Alors je poserai la question axiale de départ, quels sont les présupposés et quelle est la motivation fondamentale, parce que pour des recherches d'une telle ampleur, il faut qu'il y ait quand même un élan de départ, il faut qu'il y ait une visée ne serait-elle pas précise, mais quand même pour motiver un tel travail, surtout qu'il n'est pas tellement récompensé sur le plan social, sur le plan de la carrière ou du prestige actuellement, donc il y a une forte motivation qui peut être en partie inconsciente d'ailleurs, qui relève de vos interrogations philosophiques personnelles et de désirs inconscients ou même par rapport à tout ce que vous avez pu interroger sur l'astrologie, parce que vous avez des positions qui sont réputées personnelles sur l'astrologie, donc on peut élargir le débat, voir un horizon large de l'ensemble de vos travaux.

Écoutez, effectivement, je laisserai un peu l'astrologie de côté, parce que le problème des pseudo-épigraphes dans le cas de l'astrologie est quand même beaucoup plus compliqué que dans le cas du prophétisme, bon, effectivement, il est clair que ce qu'on appelle aujourd'hui l'astrologie ne correspond pas à ce qu'elle a probablement été au départ, donc là il y a un phénomène de substitution, parce que la pseudo-épigraphie c'est aussi une sorte de substitution, on substitue un discours à un autre discours aussi, on fait dire à quelqu'un ce qu'il n'a pas dit.

Bon, alors, donc, moi je ne pense pas que j'ai des motivations idéologiques tellement importantes dans ce domaine-là, que je dirais presque de manière un peu cynique que je suis un spécialiste de ces questions et que j'ai creusé ce champ-là d'expertise.

Maintenant, ce qui est assez amusant, c'est qu'en face de moi j'ai souvent des gens qui résistent de façon incroyable à ces remises en question.

Dans le cas de Nostradamus, par exemple, on peut dire qu'encore aujourd'hui, 90% de l'establishment universitaire n'acceptent pas mes thèses sur la question de la reconsidération des datations.

Donc là, effectivement, il y a là un vrai problème de mentalité.

Moi je ne dirais pas ce que l'inverse, comment se fait-il qu'il y a des gens qui refusent l'évidence concernant certains problèmes d'anachronisme ? Pourquoi ont-ils tellement besoin que ce soit Nostradamus qui soit l'auteur des centuries ? Qu'est-ce que ça peut faire pour eux ?

C'est encore vrai dans la Kabbale, puisque Siméon Bar-Yokai est encore réputé un maître du Zohar.

Même quand on a prouvé, quand Cholème a fait toutes les études scripturaires montrant que c'est Moïse de Léon, en milieu fervent, en milieu dévot, en milieu religieux, Siméon Bar-Yokai est encore vénéré, c'est une patriarche pérenne.

Voilà, donc il y a effectivement un besoin affectif, non pas des critiques, mais plutôt un besoin affectif de ceux qui n'acceptent pas la critique.

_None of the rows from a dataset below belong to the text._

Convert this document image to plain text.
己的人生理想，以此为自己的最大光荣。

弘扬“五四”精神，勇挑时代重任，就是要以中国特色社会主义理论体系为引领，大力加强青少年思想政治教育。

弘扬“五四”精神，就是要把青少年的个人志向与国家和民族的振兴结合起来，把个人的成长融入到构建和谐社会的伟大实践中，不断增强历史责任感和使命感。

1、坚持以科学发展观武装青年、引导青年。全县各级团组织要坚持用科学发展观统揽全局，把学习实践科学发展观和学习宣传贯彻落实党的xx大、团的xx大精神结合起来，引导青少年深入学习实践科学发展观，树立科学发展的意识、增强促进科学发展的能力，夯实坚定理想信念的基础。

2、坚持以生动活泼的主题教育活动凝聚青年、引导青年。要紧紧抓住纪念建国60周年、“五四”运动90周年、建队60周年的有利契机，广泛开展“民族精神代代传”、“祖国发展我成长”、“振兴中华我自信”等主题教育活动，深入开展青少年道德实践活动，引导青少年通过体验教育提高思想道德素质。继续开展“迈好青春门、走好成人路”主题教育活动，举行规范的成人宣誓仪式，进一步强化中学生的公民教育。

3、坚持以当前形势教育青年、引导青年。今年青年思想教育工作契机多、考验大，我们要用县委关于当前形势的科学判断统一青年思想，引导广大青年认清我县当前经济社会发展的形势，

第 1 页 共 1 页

La figure est tellement prestigieuse qu'elle transcende toutes les petites analyses et les études scientifiques.

Alors donc cela dit, on est parfois étonné de voir que des subterfuges ou des procédés utilisés par certains libraires au XVIe siècle continuent à fonctionner quatre siècles après.

C'est-à-dire que leurs ruses n'ont toujours pas été démasquées.

On est encore sur un tissu de ruse qui, au bout de plusieurs siècles, n'a toujours pas été dénoncé, n'a toujours pas été mis en évidence.

Le mot ruse, je l'entends particulièrement parce que j'y attache une double signification.

Parce que l'histoire se déroulerait, comme Hegel l'a indiqué, selon certains chemins tortueux, parfois à double fond, si l'on peut dire.

Le monde irait vers un sens en deux biais.

Et donc, si on parle de prophétie, bon déjà on peut remarquer que le prestige de la notion même de prophète et de prophétie dans nos cultures monothéistes, donc il y a une prédisposition d'une partie des populations, surtout à ces époques-là, à être attentif à la figure du prophète et à des prophéties.

On sait au Moyen-Âge le rôle qu'ont eu des critiques de l'Église qui posaient en prophète, notamment Pierre Valdo.

Donc, le fait, comme vous dites, le fait qu'on interroge les textes, ça peut paraître second par rapport aux effets plus ou moins irrationnels de la figure du prophète à des époques précises et à long terme, comme vous dites, sur plusieurs siècles.